Mohip and the other finalist was invited to the school district this week to tour the schools on Thursday and Friday and participate in community interviews.

A new superintendent will be named this spring, according to the Boulder Valley School District website.

Mohip was hired in June of 2016 under a three-year contract. He is the first CEO of the Youngstown City School District after an order by the state to turn things around at the struggling school district.

He says he has been offered other invitations to apply for superintendent positions, but he has previously declined them.
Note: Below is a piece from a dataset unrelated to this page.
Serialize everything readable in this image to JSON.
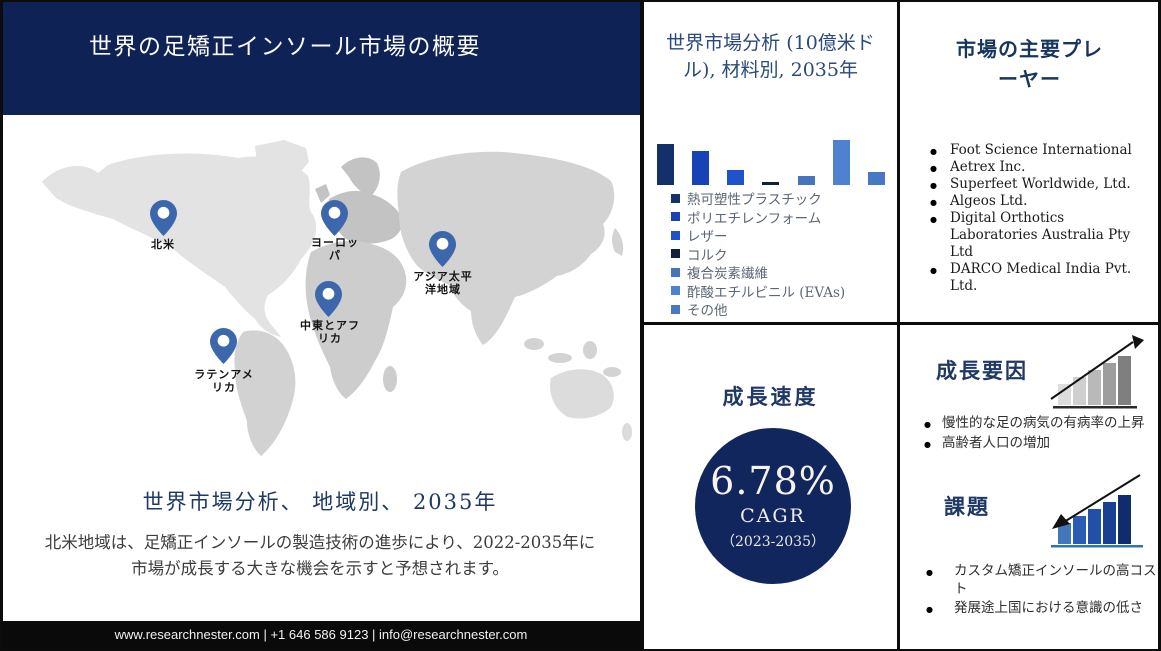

He stressed that he hasn’t resigned from his job at Youngstown City Schools yet.

“I’ve said since I arrived in Youngstown, that I wanted to create something in this school district that would be sustainable for years to come,” Mohip said. “That’s why I brought in a leadership team of mostly Valley people and why we’ve worked hard to build a foundation for future growth.”

Youngstown Board of Education member Dario Hunter, who has been outspoken against the state’s takeover of the school district, criticized the move. He also mentioned the recent resignations of two members of the district’s Academic Distress Commission.

“It’s time to press the reset button – with real community input this time from parents, students and other stakeholders. Our children deserve no less,” he said.